Understanding the complexity of dengue fever

Dengue virus infects up to 390 million people each year. Around a quarter of these people will experience fever, headaches and joint pains, but approximately 500,000 people will experience potentially life-threatening complications, including haemorrhage and shock, where dangerously low blood pressure occurs. There are currently no vaccines against infection with dengue virus.

For decades, scientists have thought that there are four genetically-distinct types of the virus, known as serotypes, and that antigenic differences between the types play a key role in the severity of disease, its epidemiology and how the virus evolves – and hence these differences would be important in vaccine design.

When humans become infected, their immune system sends out antibodies to try and identify the nature of the infection. If it is a pathogen – a virus or bacteria – that they have previously encountered, the antibodies will recognise the invader by antigens on its surface and set off a cascade of defences to prevent the infection taking hold. However, as pathogens evolve, they can change their antigens and disguise themselves against detection.

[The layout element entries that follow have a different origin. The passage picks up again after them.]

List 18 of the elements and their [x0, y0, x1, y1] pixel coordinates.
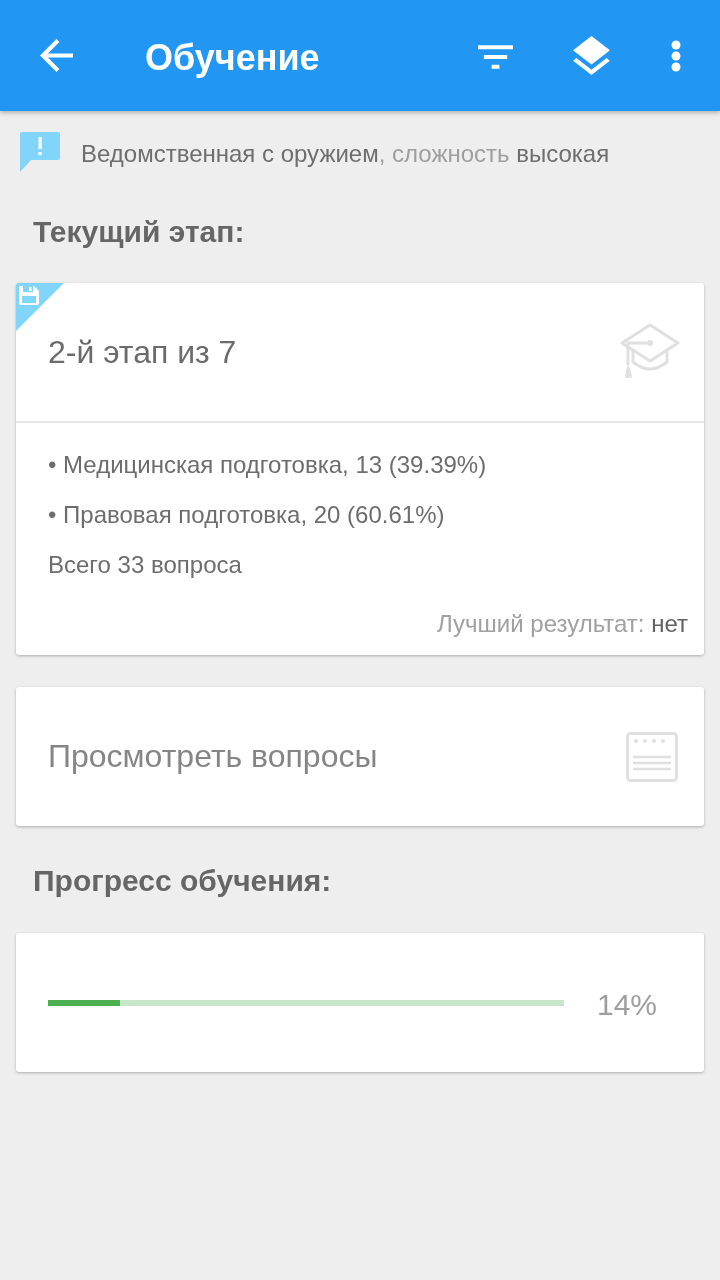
back-arrow-icon[interactable] — [40, 39, 73, 72]
progress-percentage: 14% — [597, 987, 658, 1022]
more-menu-icon[interactable] — [671, 39, 681, 72]
alert-bubble-icon — [20, 132, 60, 172]
section-heading: Текущий этап: — [33, 215, 245, 249]
graduation-cap-icon — [620, 323, 680, 379]
app-title: Обучение — [145, 36, 320, 79]
topic-item: • Правовая подготовка, 20 (60.61%) — [48, 501, 445, 528]
filter-icon[interactable] — [478, 44, 513, 69]
best-result: Лучший результат: нет — [437, 609, 688, 639]
notepad-icon — [626, 731, 678, 782]
topic-item: • Медицинская подготовка, 13 (39.39%) — [48, 451, 487, 478]
total-questions: Всего 33 вопроса — [48, 551, 242, 578]
layers-icon[interactable] — [573, 36, 610, 75]
section-heading: Прогресс обучения: — [33, 864, 332, 898]
info-text: Ведомственная с оружием, сложность высокая — [81, 139, 610, 168]
view-questions-button[interactable]: Просмотреть вопросы — [16, 687, 704, 826]
stage-title: 2-й этап из 7 — [48, 333, 237, 371]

One of the unusual aspects of dengue is that in some cases when an individual becomes infected for a second time, rather than being immune to infection, the disease can be much more severe. One hypothesis to explain this is that the antibodies produced in response to infection with one strain of the virus somehow allow viruses of a different strain to enter undetected into cells, implying that antigenic differences between the serotypes are important.

Researchers from the Dengue Antigenic Cartography Consortium analysed 47 strains of dengue virus with 148 samples taken from both humans and primates to see whether they indeed fit into four distinct types. The researchers found a significant amount of antigenic difference within each dengue serotype – in fact, the amount of difference within each serotype was of a similar order to that between the different types. This implies that an individual infected with one type may not be protected against antigenically different viruses of the same type, and that in some cases the individual may be protected against some antigenically similar strains of a different type.

Leah Katzelnick [2012], a researcher from the Department of Zoology at the University of Cambridge, who began studying dengue after herself contracting the disease, says: “We were surprised at how much variation we saw not only between the existing four known types of dengue, but also within each type. This means that hypotheses that put antigenic differences at the centre of dengue epidemiology are now back on the table.”

Senior author Professor Derek Smith, also from the Department of Zoology at Cambridge, adds: “This discovery is in many ways similar to when researchers first began using the microscope – it will give us a new way of looking at dengue and in much closer detail than before. Now we can ask – and potentially answer – the interesting questions about how the virus evolves and, importantly, why a first dengue infection is often mild while many second infections are life-threatening.”

Characterising the global variation of dengue viruses will be important for understanding where current vaccines will be protective.  In the future, it may assist us in determining which strain to include in vaccination programmes and to follow the virus as it evolves, say the researchers.

The Dengue Antigenic Cartography Consortium is an open, global collaboration of dengue researchers set up in 2011 to establish how large samples of dengue isolates relate to one another antigenically.  The Consortium currently consists of epidemiologists, clinicians, geneticists, cartographers, molecular biologists, government officials, and vaccine developers, based in laboratories in Africa, the Americas, Asia, Europe, and the Pacific.  As results from the project become available, they are shared with members of the Consortium.